Esa batalla constante para detener el avance implacable de las horas y el acecho cada vez más palpable de la muerte y la juventud cargada de pasión y lo encarnado del amor que se torna ilusorio en el golpe que asestan las ausencias, son la materia que sostiene La última cinta de Krapp. La diversidad vertiginosa de una historia se cuela en el pasado de Bidonde, nacido en el seno de una familia próspera que le dio un abuelo con siete hermanos que murieron vírgenes y longevos. Uno de ellos propició la posibilidad de una promisoria carrera eclesiástica de la cual el actor tuvo el buen tino de huir a tiempo. De ese ancestro proviene su segundo nombre, Pastor, que muchos años después lamentó no haber sabido apreciar para lucirlo públicamente. Después de haber zafado de la Santa Madre Iglesia, fue su padre quien le acercó un folleto promocional instándolo a ingresar al Ejército “para salvar al gobierno del General Perón”. A los dos años que pasó en la vieja Escuela de Mecánica del Ejército, Bidonde agradece una formación que exhibe con orgullo: “De ahí salí tornero. Y tornero de primerísima calidad. En esos años fabricábamos cojinetes y bancadas que se exportaban a la empresa Ferrari, de Italia.”

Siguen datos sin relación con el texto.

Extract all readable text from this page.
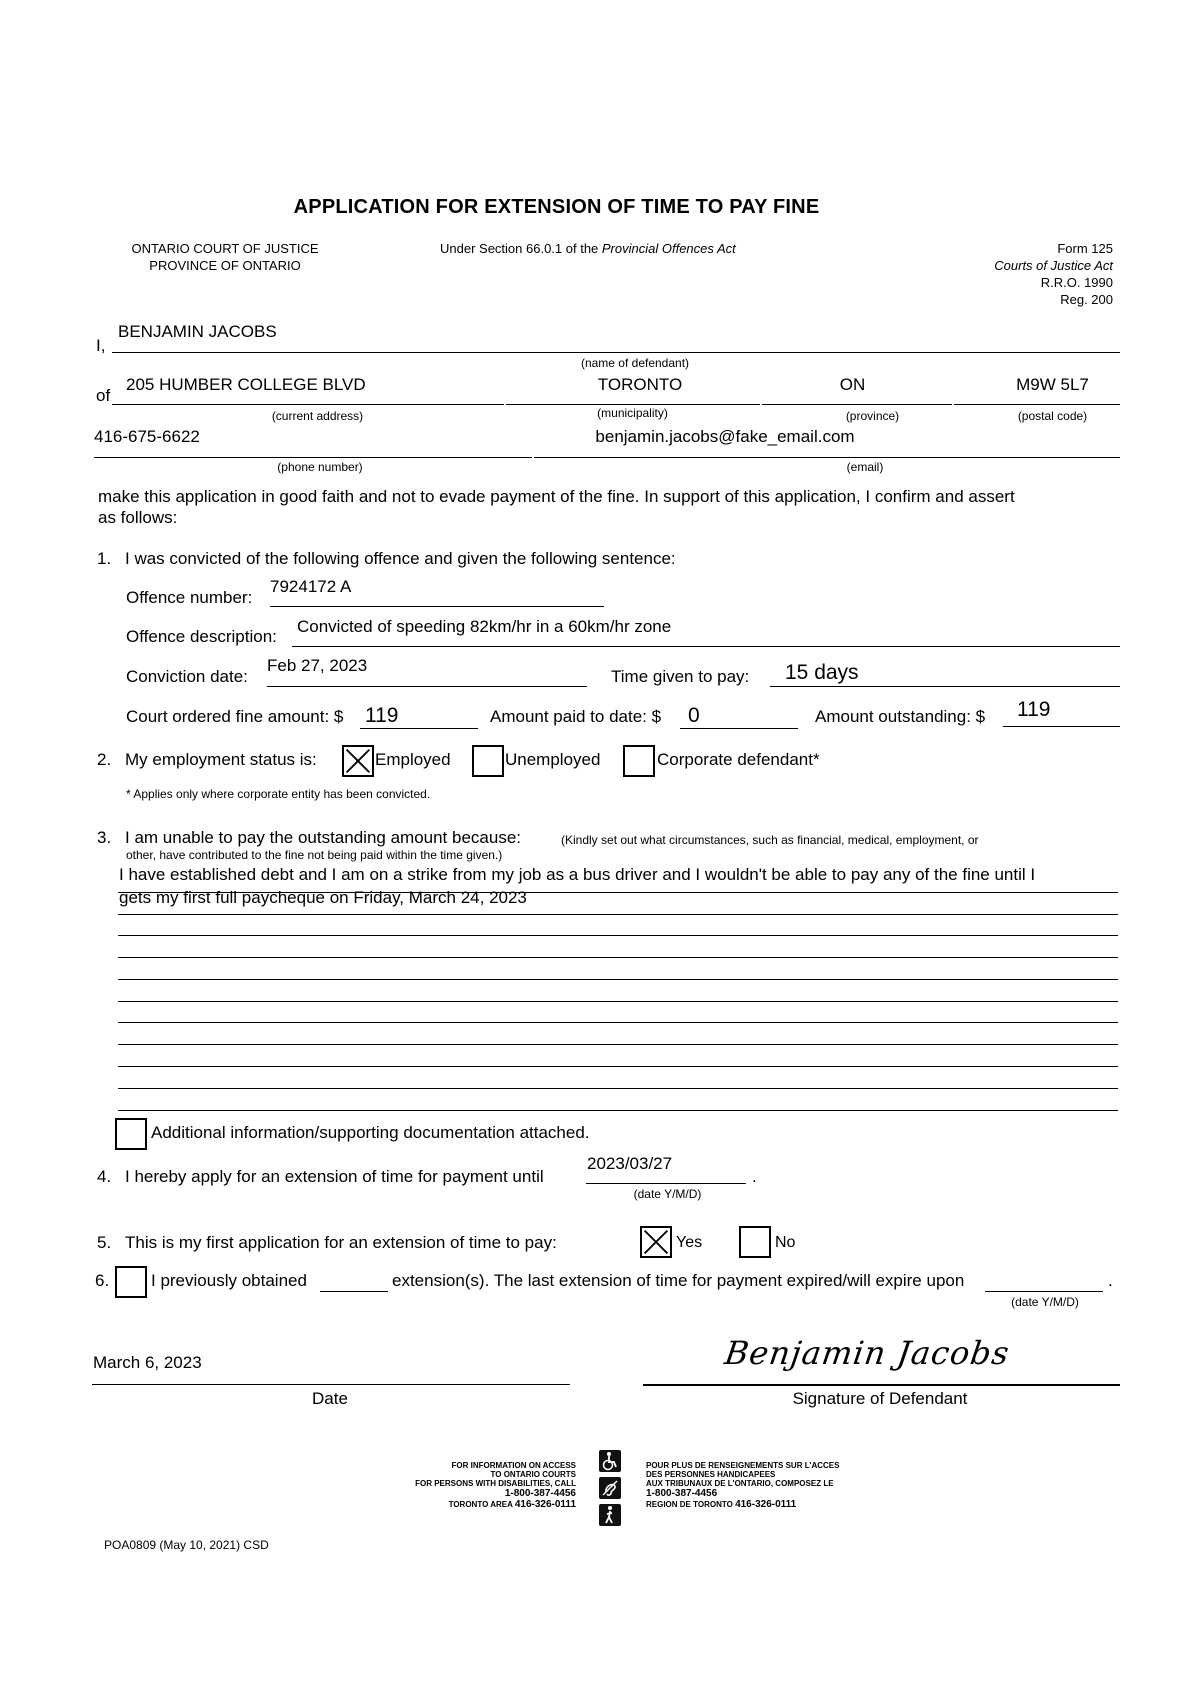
APPLICATION FOR EXTENSION OF TIME TO PAY FINE
ONTARIO COURT OF JUSTICE
PROVINCE OF ONTARIO
Under Section 66.0.1 of the Provincial Offences Act	Form 125
Courts of Justice Act
R.R.O. 1990
Reg. 200
I,
BENJAMIN JACOBS
(name of defendant)
of
205 HUMBER COLLEGE BLVD	TORONTO	ON	M9W 5L7
(current address)	(municipality)	(province)	(postal code)
416-675-6622	benjamin.jacobs@fake_email.com
(phone number)	(email)
make this application in good faith and not to evade payment of the fine. In support of this application, I confirm and assert
as follows:
1. I was convicted of the following offence and given the following sentence:
Offence number:
7924172 A
Offence description:
Convicted of speeding 82km/hr in a 60km/hr zone
Conviction date:
Feb 27, 2023
Time given to pay: 15 days
Court ordered fine amount: $ 119	Amount paid to date: $ 0	Amount outstanding: $ 119
2. My employment status is:	Employed	Unemployed	Corporate defendant*
* Applies only where corporate entity has been convicted.
3. I am unable to pay the outstanding amount because:	(Kindly set out what circumstances, such as financial, medical, employment, or
other, have contributed to the fine not being paid within the time given.)
I have established debt and I am on a strike from my job as a bus driver and I wouldn't be able to pay any of the fine until I
gets my first full paycheque on Friday, March 24, 2023
Additional information/supporting documentation attached.
4. I hereby apply for an extension of time for payment until
2023/03/27
.
(date Y/M/D)
5. This is my first application for an extension of time to pay:	Yes	No
6. I previously obtained	extension(s). The last extension of time for payment expired/will expire upon	.
(date Y/M/D)
March 6, 2023
Date
Benjamin Jacobs
Signature of Defendant
FOR INFORMATION ON ACCESS
TO ONTARIO COURTS
FOR PERSONS WITH DISABILITIES, CALL
1-800-387-4456
TORONTO AREA 416-326-0111
POUR PLUS DE RENSEIGNEMENTS SUR L'ACCES
DES PERSONNES HANDICAPEES
AUX TRIBUNAUX DE L'ONTARIO, COMPOSEZ LE
1-800-387-4456
REGION DE TORONTO 416-326-0111
POA0809 (May 10, 2021) CSD
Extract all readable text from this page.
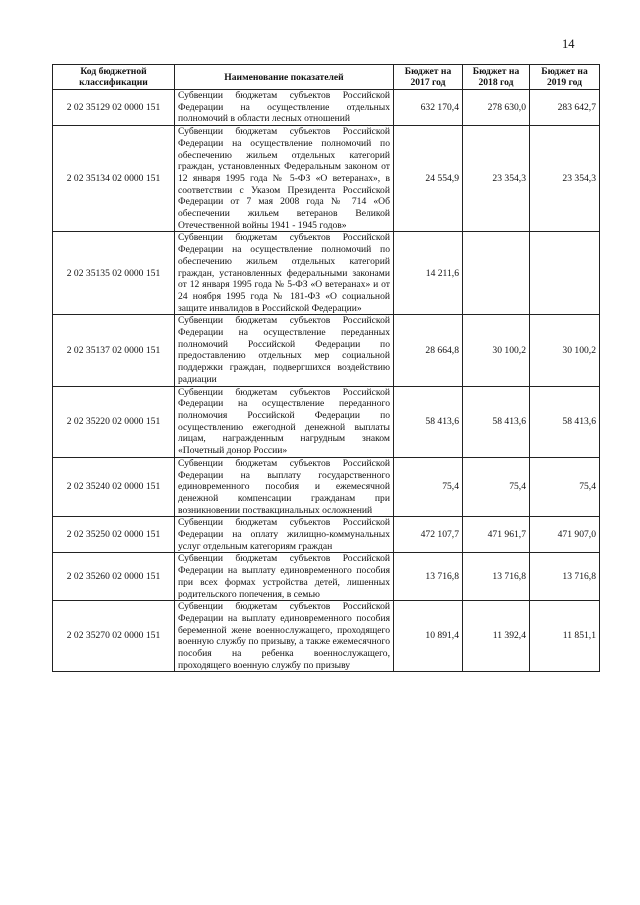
14
Код бюджетной классификации	Наименование показателей	Бюджет на 2017 год	Бюджет на 2018 год	Бюджет на 2019 год
2 02 35129 02 0000 151	Субвенции бюджетам субъектов Российской Федерации на осуществление отдельных полномочий в области лесных отношений	632 170,4	278 630,0	283 642,7
2 02 35134 02 0000 151	Субвенции бюджетам субъектов Российской Федерации на осуществление полномочий по обеспечению жильем отдельных категорий граждан, установленных Федеральным законом от 12 января 1995 года № 5-ФЗ «О ветеранах», в соответствии с Указом Президента Российской Федерации от 7 мая 2008 года № 714 «Об обеспечении жильем ветеранов Великой Отечественной войны 1941 - 1945 годов»	24 554,9	23 354,3	23 354,3
2 02 35135 02 0000 151	Субвенции бюджетам субъектов Российской Федерации на осуществление полномочий по обеспечению жильем отдельных категорий граждан, установленных федеральными законами от 12 января 1995 года № 5-ФЗ «О ветеранах» и от 24 ноября 1995 года № 181-ФЗ «О социальной защите инвалидов в Российской Федерации»	14 211,6		
2 02 35137 02 0000 151	Субвенции бюджетам субъектов Российской Федерации на осуществление переданных полномочий Российской Федерации по предоставлению отдельных мер социальной поддержки граждан, подвергшихся воздействию радиации	28 664,8	30 100,2	30 100,2
2 02 35220 02 0000 151	Субвенции бюджетам субъектов Российской Федерации на осуществление переданного полномочия Российской Федерации по осуществлению ежегодной денежной выплаты лицам, награжденным нагрудным знаком «Почетный донор России»	58 413,6	58 413,6	58 413,6
2 02 35240 02 0000 151	Субвенции бюджетам субъектов Российской Федерации на выплату государственного единовременного пособия и ежемесячной денежной компенсации гражданам при возникновении поствакцинальных осложнений	75,4	75,4	75,4
2 02 35250 02 0000 151	Субвенции бюджетам субъектов Российской Федерации на оплату жилищно-коммунальных услуг отдельным категориям граждан	472 107,7	471 961,7	471 907,0
2 02 35260 02 0000 151	Субвенции бюджетам субъектов Российской Федерации на выплату единовременного пособия при всех формах устройства детей, лишенных родительского попечения, в семью	13 716,8	13 716,8	13 716,8
2 02 35270 02 0000 151	Субвенции бюджетам субъектов Российской Федерации на выплату единовременного пособия беременной жене военнослужащего, проходящего военную службу по призыву, а также ежемесячного пособия на ребенка военнослужащего, проходящего военную службу по призыву	10 891,4	11 392,4	11 851,1
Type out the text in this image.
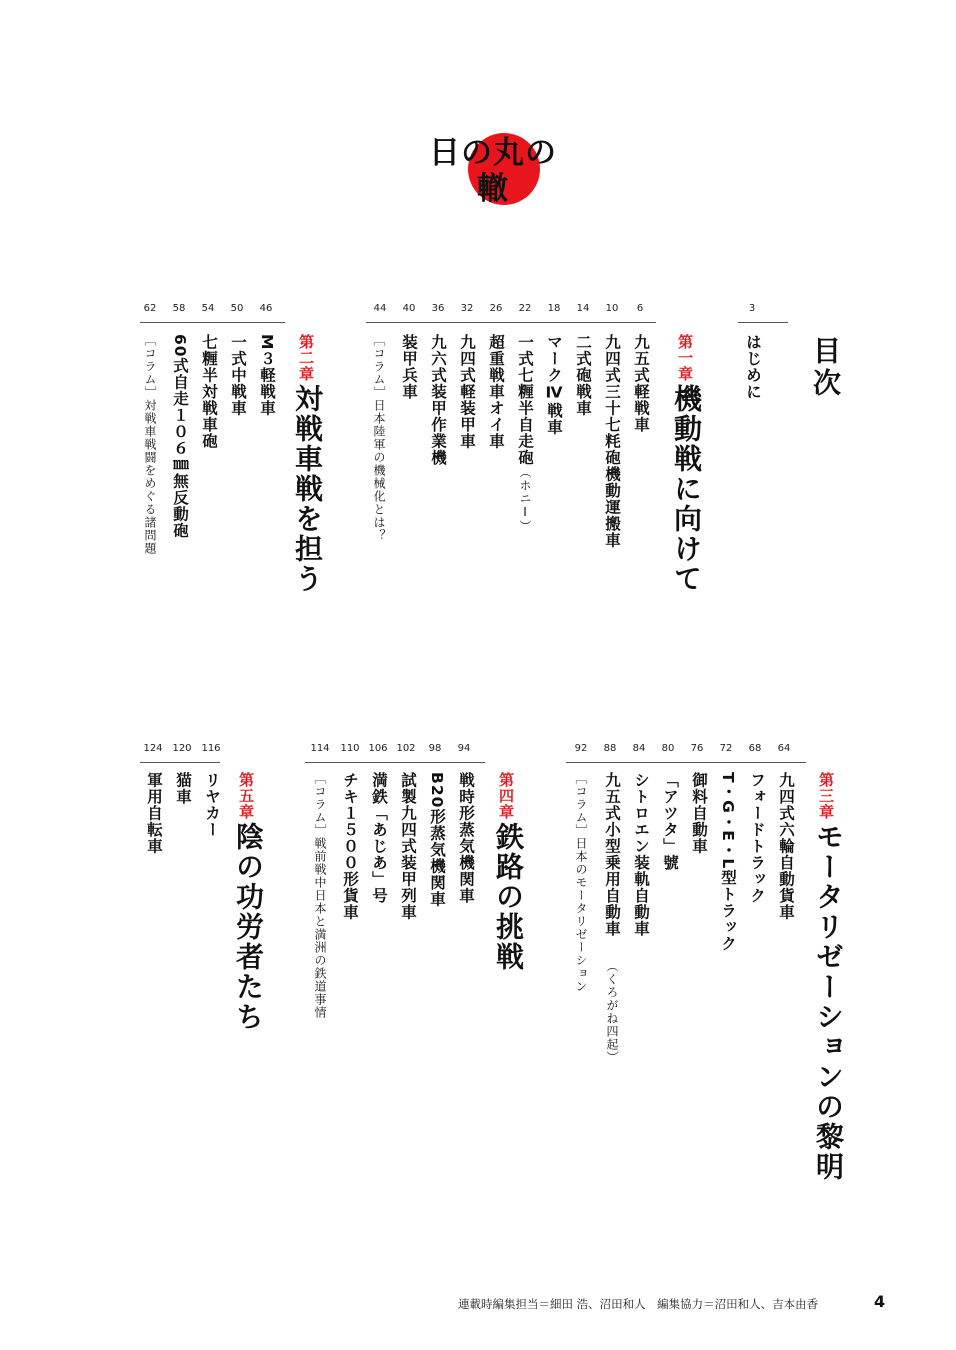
日の丸の轍
目次
3
はじめに
第一章
機動戦に向けて
6
九五式軽戦車
10
九四式三十七粍砲機動運搬車
14
二式砲戦車
18
マークⅣ戦車
22
一式七糎半自走砲
（ホニⅠ）
26
超重戦車オイ車
32
九四式軽装甲車
36
九六式装甲作業機
40
装甲兵車
44
［コラム］日本陸軍の機械化とは？
第二章
対戦車戦を担う
46
M３軽戦車
50
一式中戦車
54
七糎半対戦車砲
58
60式自走１０６㎜無反動砲
62
［コラム］対戦車戦闘をめぐる諸問題
第三章
モータリゼーションの黎明
64
九四式六輪自動貨車
68
フォードトラック
72
T・G・E・L型トラック
76
御料自動車
80
「アツタ」號
84
シトロエン装軌自動車
88
九五式小型乗用自動車
（くろがね四起）
92
［コラム］日本のモータリゼーション
第四章
鉄路の挑戦
94
戦時形蒸気機関車
98
B20形蒸気機関車
102
試製九四式装甲列車
106
満鉄「あじあ」号
110
チキ１５００形貨車
114
［コラム］戦前戦中日本と満洲の鉄道事情
第五章
陰の功労者たち
116
リヤカー
120
猫車
124
軍用自転車
連載時編集担当＝細田 浩、沼田和人　編集協力＝沼田和人、吉本由香	4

A esta altura de la charla, al que escribe le cuesta recordar algún enojo (o disidencia) con Héctor en los años que cumplió como legislador porteño. Porque –nobleza obliga– su añeja y persistente militancia trotskista es una prueba irrefutable de su honesta entrega a las causas en las que cree. Sería una pena no disfrutar de lo que brota con igual consistencia los viernes en que Bidonde valsea con Beckett en los giros de La última cinta de Krapp.
La última cinta de Krapp, de Samuel Beckett, puede verse los viernes a las 20.30 horas en El Camarín de las Musas, Mario Bravo 960.